Mais pas facilement. Autant la danse, l’ex de Madonna (qui botte en touche quand on tente d’aborder le sujet) l’a dans la peau, autant le jeu d’acteur a été un véritable défi. "Je me sens beaucoup plus à l’aise après deux mois sur scène. L’ acting , c’était un peu difficile, au départ. Je n’avais jamais eu de micro, parlé devant un public. Là, ça commence à aller mieux, les gens me disent que j’ai l’air à l’aise…" Heureusement pour lui, Athos n’est pas bavard et les longues tirades, c’est D’Artagnan qui s’y colle. En revanche, Brahim a suivi, dès ses balbutiements, le projet et les chorégraphies. "Il fallait des idées pour la musique, pour des chorégraphies. J’ai ramené des amis danseurs, chorégraphes, musiciens. J’ai participé aux castings de danseurs", s’enorgueillit-il. Pour la petite histoire, il avait déjà posé son œil expert Robin des Bois et s’en était trouvé très frustré quand le spectacle avait commencé "parce que je les voyais tous s’éclater sur scène", ajoute-t-il. "J’ai dit au producteur que si on était amenés à retravailler ensemble, je voulais être sur scène. En fin de compte, j’y suis… mais pas beaucoup. Cela dit, je kiffe bien parce que c’est tout nouveau pour moi : je dois parler, je dois chanter, faire beaucoup de choses que je ne faisais pas avant. Mais je suis un peu déçu de ne pas danser dans tous les tableaux, comme je faisais avant, c’est vrai. Enfin, je peux commencer à me reposer, je commence à être vieux", souligne-t-il en riant.
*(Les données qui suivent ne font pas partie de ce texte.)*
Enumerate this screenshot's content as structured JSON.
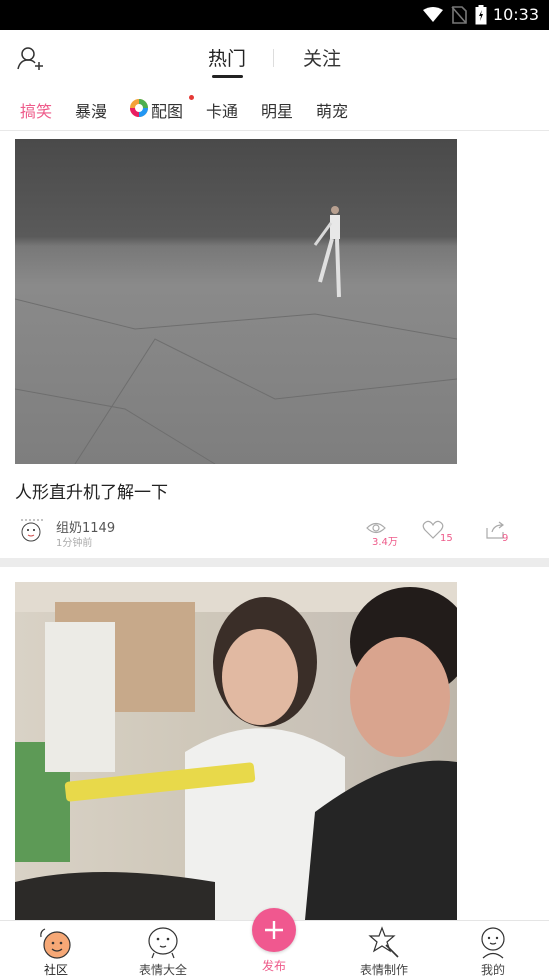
{
  "status_bar": {
    "time": "10:33"
  },
  "header": {
    "tab_hot": "热门",
    "tab_follow": "关注"
  },
  "categories": [
    {
      "label": "搞笑",
      "active": true
    },
    {
      "label": "暴漫"
    },
    {
      "label": "配图"
    },
    {
      "label": "卡通"
    },
    {
      "label": "明星"
    },
    {
      "label": "萌宠"
    }
  ],
  "post1": {
    "title": "人形直升机了解一下",
    "author": "组奶1149",
    "time": "1分钟前",
    "views": "3.4万",
    "likes": "15",
    "shares": "9"
  },
  "bottom_nav": [
    {
      "label": "社区"
    },
    {
      "label": "表情大全"
    },
    {
      "label": "发布"
    },
    {
      "label": "表情制作"
    },
    {
      "label": "我的"
    }
  ],
  "colors": {
    "accent": "#ee5b8a",
    "publish": "#f0588f"
  },
  "icons": [
    "add-user-icon",
    "wifi-icon",
    "no-sim-icon",
    "battery-icon",
    "eye-icon",
    "heart-icon",
    "share-icon",
    "plus-icon"
  ]
}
Bon élève - quoiqu’un peu dissipé, si l’on en juge par ses blagues et son attitude le jour des interviews -, Brahim Zaibat, quand il ne s’agissait pas de chorégraphie, a scrupuleusement suivi les conseils des metteurs en scène, Dominic Champagne et René Richard Cyr, pour se glisser dans la peau du cadet de Gascogne. "Les producteurs avaient fait un énorme travail là-dessus et ils n’ont donc pas vraiment eu besoin de nous donner des directives. Moi, je suis Athos et je n’aurais pas pu être Portos ou d’Artagnan. Le casting a été fait au millimètre près", précise-t-il encore.
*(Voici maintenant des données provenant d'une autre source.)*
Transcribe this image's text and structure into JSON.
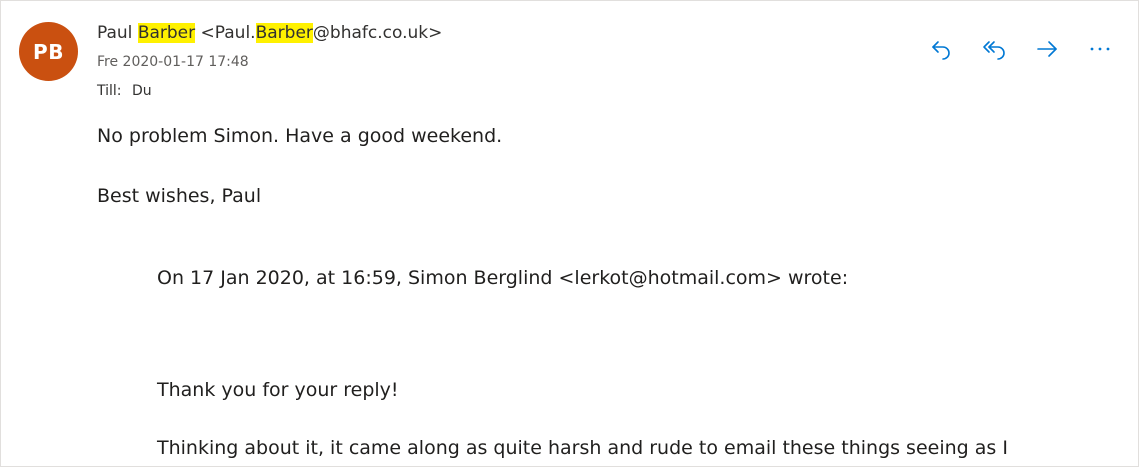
{
  "message": {
    "avatar_initials": "PB",
    "sender": {
      "first_name": "Paul",
      "last_name": "Barber",
      "email_open": "<Paul.",
      "email_last": "Barber",
      "email_domain": "@bhafc.co.uk>"
    },
    "date": "Fre 2020-01-17 17:48",
    "to_label": "Till:",
    "to_value": "Du",
    "body": {
      "line1": "No problem Simon. Have a good weekend.",
      "line2": "Best wishes, Paul"
    },
    "quoted": {
      "header": "On 17 Jan 2020, at 16:59, Simon Berglind <lerkot@hotmail.com> wrote:",
      "line1": "Thank you for your reply!",
      "line2": "Thinking about it, it came along as quite harsh and rude to email these things seeing as I"
    }
  },
  "actions": [
    {
      "name": "reply",
      "icon": "reply-icon"
    },
    {
      "name": "reply-all",
      "icon": "reply-all-icon"
    },
    {
      "name": "forward",
      "icon": "forward-icon"
    },
    {
      "name": "more",
      "icon": "more-icon"
    }
  ],
  "colors": {
    "avatar": "#ca5010",
    "highlight": "#fff100",
    "action_icon": "#0078d4"
  }
}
Très heureux de cette aventure au long cours - "une comédie musicale, c’est trois ans de ta vie… Même si on veut faire d’autres choses à côté, malheureusement, c’est difficile. Mais c’est possible. On charbonne, on ne dort pas" - le danseur et désormais comédien ne se voit pas pour autant sauter d’une scène et d’un personnage à l’autre. "Pour que j’enchaîne avec autre chose, il faudrait que l’histoire me plaise. Après Les trois mousquetaires, il faudrait une histoire assez forte. Je ne sais pas ce qui pourrait me séduire. Je ne me vois pas faire Jésus, par exemple", dit-il dans un éclat de rire.

Dire aux mômes que tout est possible

Pour autant, il ne se voit pas non plus retourner à sa vie de battles. "Les compétitions, c’est trop se casser le corps pour pas grand-chose. On s’entraîne un an pour gagner 500 euros. Pour le plaisir, pourquoi pas, mais dans le travail, non merci." Et tant pis si les carrières sont courtes : Brahim fonctionne au plaisir. "Les danseurs, ce n’est pas comme les joueurs de foot où c’est court, mais où ils finissent bien. Nous, c’est court et on n’est pas sûr de bien finir. Mais c’est pour ça que les danseurs font beaucoup de choses à côté."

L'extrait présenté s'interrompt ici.